Ação afirmativa: ajuda financeira e outras para os negros comerem, estudarem, trabalharem; cotas e tudo mais. Foi e é copiado internacionalmente. No Brasil também.

Política para Minorias é tão comum que passa batido como é criação recente. A esquerda tradicional sempre foi contra o conceito: era a classe opressora lá em cima, a classe trabalhadora revolucionária aqui embaixo, e acabou o assunto.

malcolm martin blog Pessoas que pensam com sua pele, genitália ou clã são o problema, não a solução

Martin Luther King e Malcolm X

A razão porque nenhum tema dá mais pano pra manga do que Política para Minorias: a política institucional hoje é jogo para profissionais bem adestrados, financiados por lobbies poderosíssimos.

A queda da União Soviética gerou um mundo multipolar, mas ele tem uma única obsessão: dinheiro. Identity Politics se tornou o único tipo de política ao alcance das pessoas comuns.

Subsegmentou-se. É a luta pelo direito do velho, do gordo, do transsexual, desta e daquela minoria étnica ou religiosa. Pelo direito do pequeno lavrador, do sem teto, do ciclista, dos cachorros e seus donos, das crianças com Síndrome de Down e suas famílias.

Virou capital de negociação eleitoral. Deputado tal faz lei protegendo tal grupo, leva os votos do grupo. Virou também uma maneira de gritarmos ao mundo nosso narcisismo, e a internet amplia o ruído à surdez.

Não é reducionismo demais? Ser mulher é a característica fundamental de 3,6 bilhões de mulheres sobre o planeta Terra? O elemento que define os milhões e milhões de negros do mundo é a cor da pele? O elemento determinante sobre quem eu sou é o fato de eu ser homem e branco?

Não há um quê de egoísmo, quando você coloca seus problemas acima dos problemas dos outros? Quanto da nossa tendência a procurar os parecidos conosco é DNA de primata feroz, e quanto é uma construção social? Não tenho respostar prontas, o que em alguns círculos já me caracteriza como conservador, racista, sexista etc.
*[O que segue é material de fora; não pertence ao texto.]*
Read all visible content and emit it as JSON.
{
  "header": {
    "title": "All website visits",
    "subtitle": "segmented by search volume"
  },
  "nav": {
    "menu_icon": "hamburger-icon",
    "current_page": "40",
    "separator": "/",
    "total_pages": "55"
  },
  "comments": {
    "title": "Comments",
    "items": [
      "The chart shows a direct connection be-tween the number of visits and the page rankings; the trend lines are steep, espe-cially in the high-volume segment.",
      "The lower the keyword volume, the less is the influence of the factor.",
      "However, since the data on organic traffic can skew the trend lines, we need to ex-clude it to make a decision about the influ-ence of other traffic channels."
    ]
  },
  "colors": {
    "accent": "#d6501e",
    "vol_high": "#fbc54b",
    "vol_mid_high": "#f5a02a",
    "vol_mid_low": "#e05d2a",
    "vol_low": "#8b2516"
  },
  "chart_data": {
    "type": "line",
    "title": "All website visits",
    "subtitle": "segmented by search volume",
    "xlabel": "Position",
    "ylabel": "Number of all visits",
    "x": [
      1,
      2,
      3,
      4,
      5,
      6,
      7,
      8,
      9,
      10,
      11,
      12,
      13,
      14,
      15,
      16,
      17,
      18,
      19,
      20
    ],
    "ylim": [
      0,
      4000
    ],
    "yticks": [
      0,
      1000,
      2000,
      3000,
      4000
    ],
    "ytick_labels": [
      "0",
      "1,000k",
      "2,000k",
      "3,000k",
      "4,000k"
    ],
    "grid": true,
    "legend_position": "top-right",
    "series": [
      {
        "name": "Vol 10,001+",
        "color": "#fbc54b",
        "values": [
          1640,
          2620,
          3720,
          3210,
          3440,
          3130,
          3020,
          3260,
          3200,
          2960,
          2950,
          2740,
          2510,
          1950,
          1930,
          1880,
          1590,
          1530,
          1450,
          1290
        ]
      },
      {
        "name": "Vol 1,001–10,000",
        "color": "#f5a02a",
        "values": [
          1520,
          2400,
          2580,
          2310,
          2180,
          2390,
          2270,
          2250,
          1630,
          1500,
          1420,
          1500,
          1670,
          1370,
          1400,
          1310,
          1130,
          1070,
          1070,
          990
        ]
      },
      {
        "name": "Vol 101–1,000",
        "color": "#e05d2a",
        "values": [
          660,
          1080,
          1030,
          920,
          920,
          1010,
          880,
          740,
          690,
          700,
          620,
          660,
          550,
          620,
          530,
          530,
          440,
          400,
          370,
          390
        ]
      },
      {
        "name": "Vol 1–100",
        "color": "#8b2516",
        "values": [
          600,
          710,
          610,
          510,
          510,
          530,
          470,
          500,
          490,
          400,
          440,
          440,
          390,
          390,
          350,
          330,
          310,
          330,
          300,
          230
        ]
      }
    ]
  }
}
Evidente que grupos específicos têm problemas específicos, além dos gerais. Foco concentrado na solução customizada de problemas específicos frequentemente funciona. Vagas suficientes em creches públicas boas beneficiam toda a sociedade, mas só é demanda urgente para mães.

Se elas não brigarem por isso, será mais uma das 2057 "prioridades" do governante do momento. Só crápulas impõem tratamento igual aos diferentes. Uma sociedade que não protege quem precisa de proteção é uma selva disfarçada - olhe pela janela.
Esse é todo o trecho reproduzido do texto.